The grandfather knew a great deal better than either the father or mother how to handle the diminutive Jupiter. He took him from the pillow, carried him to the window, drew the curtain slowly, and laughed to see the solemn little eyes, after winking slowly, turn upward and fix themselves steadily on the broad, mild effulgence of the sky.

"He looks for the light, as plants and trees lean towards it," said he. "He is trying to see the heavenly mansions which he may some day inhabit. Nobody knows how soon.

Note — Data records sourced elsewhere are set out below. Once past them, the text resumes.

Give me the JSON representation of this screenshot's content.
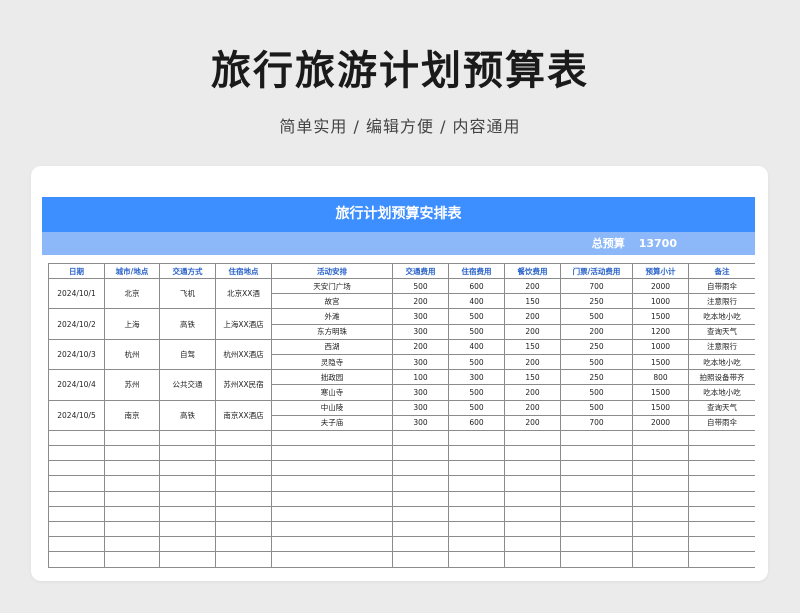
{
  "header": {
    "title": "旅行旅游计划预算表",
    "subtitle": "简单实用 / 编辑方便 / 内容通用"
  },
  "sheet": {
    "title": "旅行计划预算安排表",
    "budget_label": "总预算",
    "budget_value": "13700",
    "columns": [
      "日期",
      "城市/地点",
      "交通方式",
      "住宿地点",
      "活动安排",
      "交通费用",
      "住宿费用",
      "餐饮费用",
      "门票/活动费用",
      "预算小计",
      "备注"
    ],
    "groups": [
      {
        "date": "2024/10/1",
        "city": "北京",
        "transport": "飞机",
        "lodging": "北京XX酒",
        "rows": [
          {
            "activity": "天安门广场",
            "transport_cost": "500",
            "lodging_cost": "600",
            "food_cost": "200",
            "ticket_cost": "700",
            "subtotal": "2000",
            "note": "自带雨伞"
          },
          {
            "activity": "故宫",
            "transport_cost": "200",
            "lodging_cost": "400",
            "food_cost": "150",
            "ticket_cost": "250",
            "subtotal": "1000",
            "note": "注意限行"
          }
        ]
      },
      {
        "date": "2024/10/2",
        "city": "上海",
        "transport": "高铁",
        "lodging": "上海XX酒店",
        "rows": [
          {
            "activity": "外滩",
            "transport_cost": "300",
            "lodging_cost": "500",
            "food_cost": "200",
            "ticket_cost": "500",
            "subtotal": "1500",
            "note": "吃本地小吃"
          },
          {
            "activity": "东方明珠",
            "transport_cost": "300",
            "lodging_cost": "500",
            "food_cost": "200",
            "ticket_cost": "200",
            "subtotal": "1200",
            "note": "查询天气"
          }
        ]
      },
      {
        "date": "2024/10/3",
        "city": "杭州",
        "transport": "自驾",
        "lodging": "杭州XX酒店",
        "rows": [
          {
            "activity": "西湖",
            "transport_cost": "200",
            "lodging_cost": "400",
            "food_cost": "150",
            "ticket_cost": "250",
            "subtotal": "1000",
            "note": "注意限行"
          },
          {
            "activity": "灵隐寺",
            "transport_cost": "300",
            "lodging_cost": "500",
            "food_cost": "200",
            "ticket_cost": "500",
            "subtotal": "1500",
            "note": "吃本地小吃"
          }
        ]
      },
      {
        "date": "2024/10/4",
        "city": "苏州",
        "transport": "公共交通",
        "lodging": "苏州XX民宿",
        "rows": [
          {
            "activity": "拙政园",
            "transport_cost": "100",
            "lodging_cost": "300",
            "food_cost": "150",
            "ticket_cost": "250",
            "subtotal": "800",
            "note": "拍照设备带齐"
          },
          {
            "activity": "寒山寺",
            "transport_cost": "300",
            "lodging_cost": "500",
            "food_cost": "200",
            "ticket_cost": "500",
            "subtotal": "1500",
            "note": "吃本地小吃"
          }
        ]
      },
      {
        "date": "2024/10/5",
        "city": "南京",
        "transport": "高铁",
        "lodging": "南京XX酒店",
        "rows": [
          {
            "activity": "中山陵",
            "transport_cost": "300",
            "lodging_cost": "500",
            "food_cost": "200",
            "ticket_cost": "500",
            "subtotal": "1500",
            "note": "查询天气"
          },
          {
            "activity": "夫子庙",
            "transport_cost": "300",
            "lodging_cost": "600",
            "food_cost": "200",
            "ticket_cost": "700",
            "subtotal": "2000",
            "note": "自带雨伞"
          }
        ]
      }
    ],
    "empty_rows": 9
  }
}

They get up their chariots very suddenly sometimes, these little Elijahs."

"Oh, don't talk so," implored Lillie. "He sha'n't die."

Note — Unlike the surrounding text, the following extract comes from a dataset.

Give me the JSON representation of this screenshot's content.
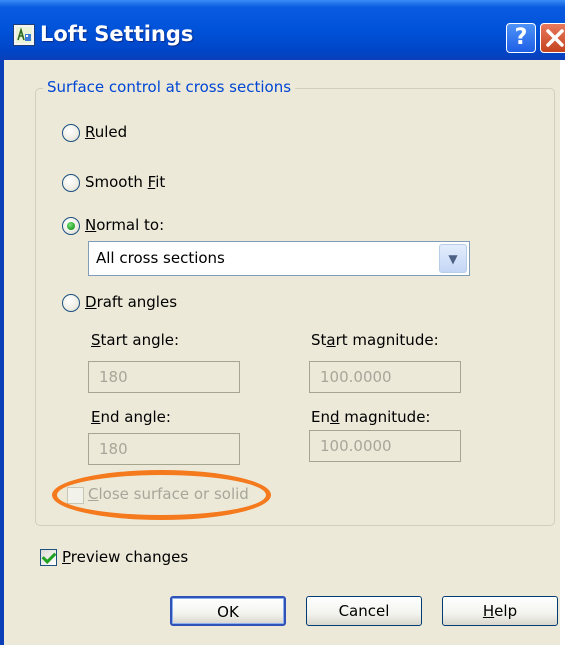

The Doctor was thinking of his own only boy, who had flown from the cradle to Heaven more than twenty years ago.

Aside from tenderness for his wife, Carter's principal emotion all this while was that of astonishment at his position. It cost him considerable mental effort, and stretch of imagination, to conceive himself a relative of the newcomer. He did not, like Lillie, love the child by passionate instinct; and he had not yet learned to love him as he had learned to love her. He was tender of the infant, as a creature whose weakness pleaded for his protection; but when it came to the question of affection, he had to confess that he loved him chiefly through his mother. He was a poor hand at fondling the boy, being always afraid of doing him some harm. He was better pleased to see him in Lillie's arms than to feel him in his own; the little burden was curiously warm and soft, but so evidently susceptible to injury as to be a terror.

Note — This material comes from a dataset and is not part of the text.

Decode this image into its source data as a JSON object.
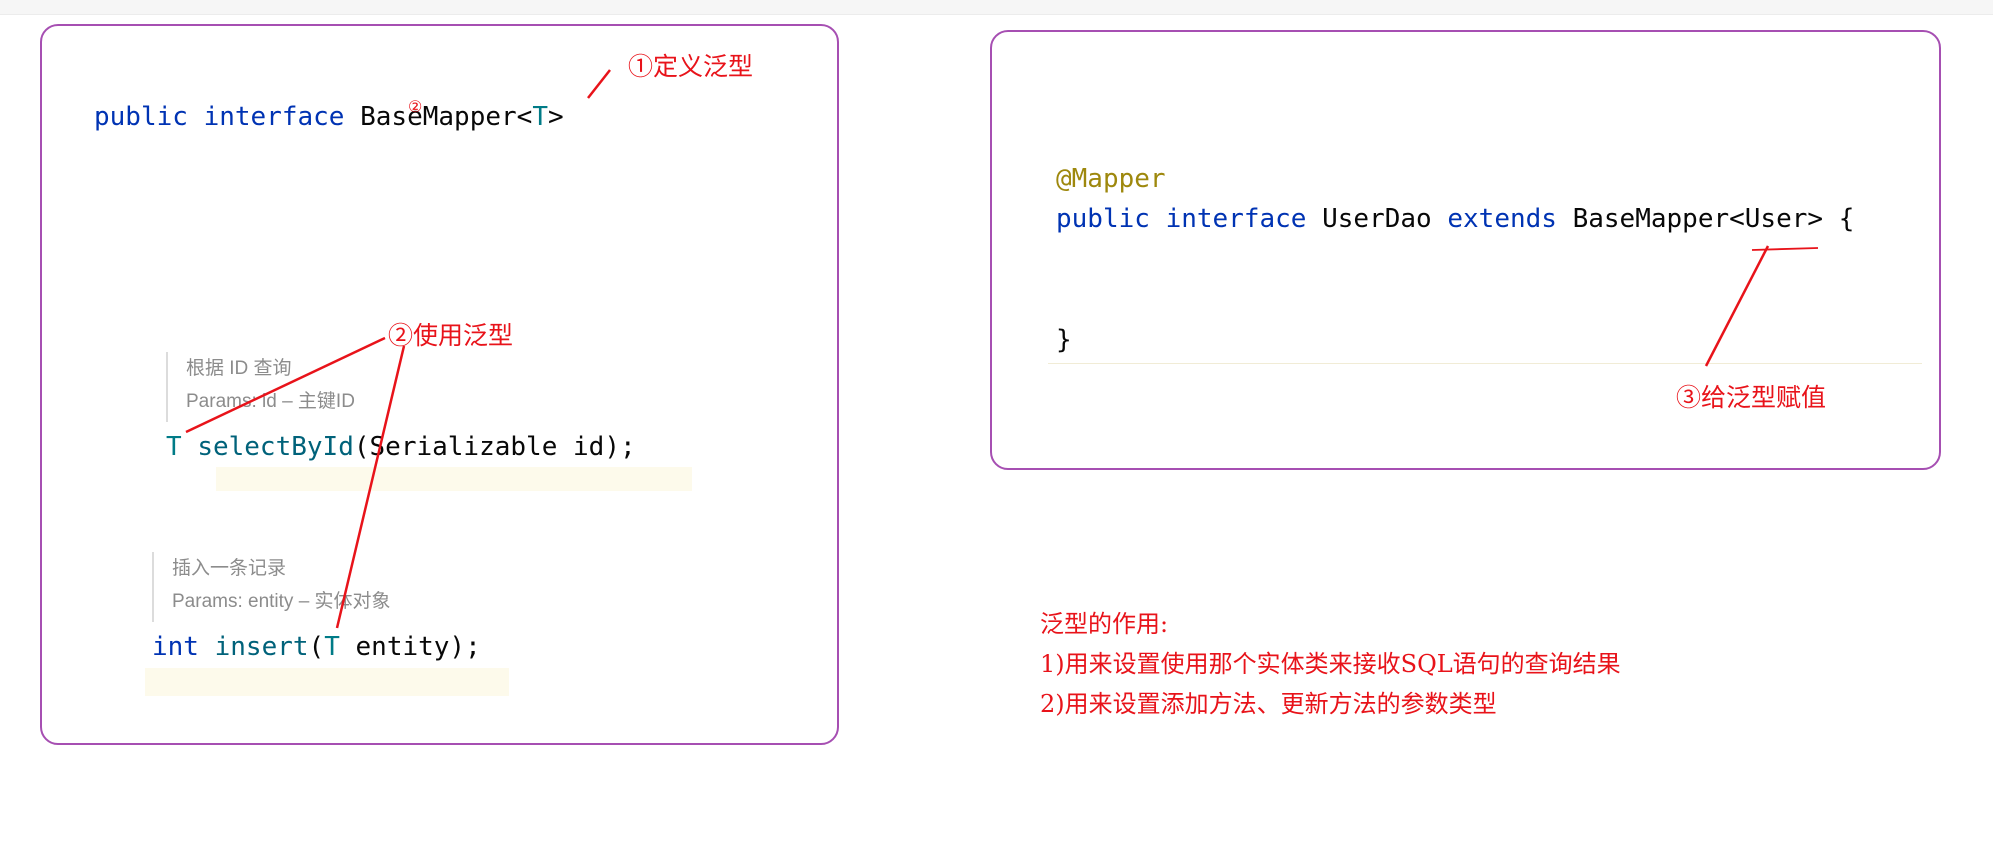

"I would rather lead a storming party," he said. "I have been beaten in that sort of thing, and lived through it. But if I should drop this fellow—"

And here the warrior absolutely flinched at the thought of how he would feel in such a horrible case.

Now commenced a beautiful reciprocal education of mother and child. Each discovered every day new mysteries, new causes of admiration and love, in the other. Long before a childless man or even woman would have imagined signs of intelligence in the infant, the mother had not merely imagined but had actually discovered them. You would have been wrong if you had laughed incredulously when she said, "He begins to take notice." Of course her fondness led her into errors: she mistook symptoms of mere sensation for utterances of ideas; she perceived prophetically rather than by actual observation: but some things, some opening buds of intellect, she saw truly. She deceived herself when she thought that at the age of three weeks he knew his father; but at the same time she was quite correct in believing that he recognized and cried for his mother. This delighted her; she would let him cry for a moment, merely for the pleasure of being so desired; then she would fold him to her breast and be his comforter, his life. They were teachers, consolers, deities, the one to the other.

Her love gave a fresh inspiration to her religious feeling. Here was a new object of thanksgiving and prayer: an object so nearly divine that only Heaven could have sent it: an object so delicate that only Heaven could preserve it. For her baby she prayed with an intelligence, a feeling, a faith, such as she had never known before, not even when praying for her husband during his times of battle. It seemed certain to her that the merciful All-Father and the Son who gave himself for the world would sympathize compassionately with the innocence, and helplessness of her little child. These sentiments were not violent: she would have withered under the breath of any passionate emotion: they were as gentle and comforting as summer breezes from orange groves. Once only, during a slight accession of fever, there came something like a physical revelation; a room full of mysterious, dazzling light; a communication of some surprising, unutterable joy; an impression as of a divine voice, saying, "Thy sins are forgiven thee."

Forgiven of God, she wished also to be forgiven of man. The next morning, moved by the remembrance of the vision, although its exaltation had nearly vanished with the fall of the fever, she beckoned her husband to her, and with tears begged his pardon for some long since forgotten petulance. This was the hardest trial that Carter had yet undergone. To have her plead for his forgiveness was a reproach that he could hardly bear with self-possession. He must not confess—no such relief was there for his burdened spirit—but he sank on his knees in miserable penitence.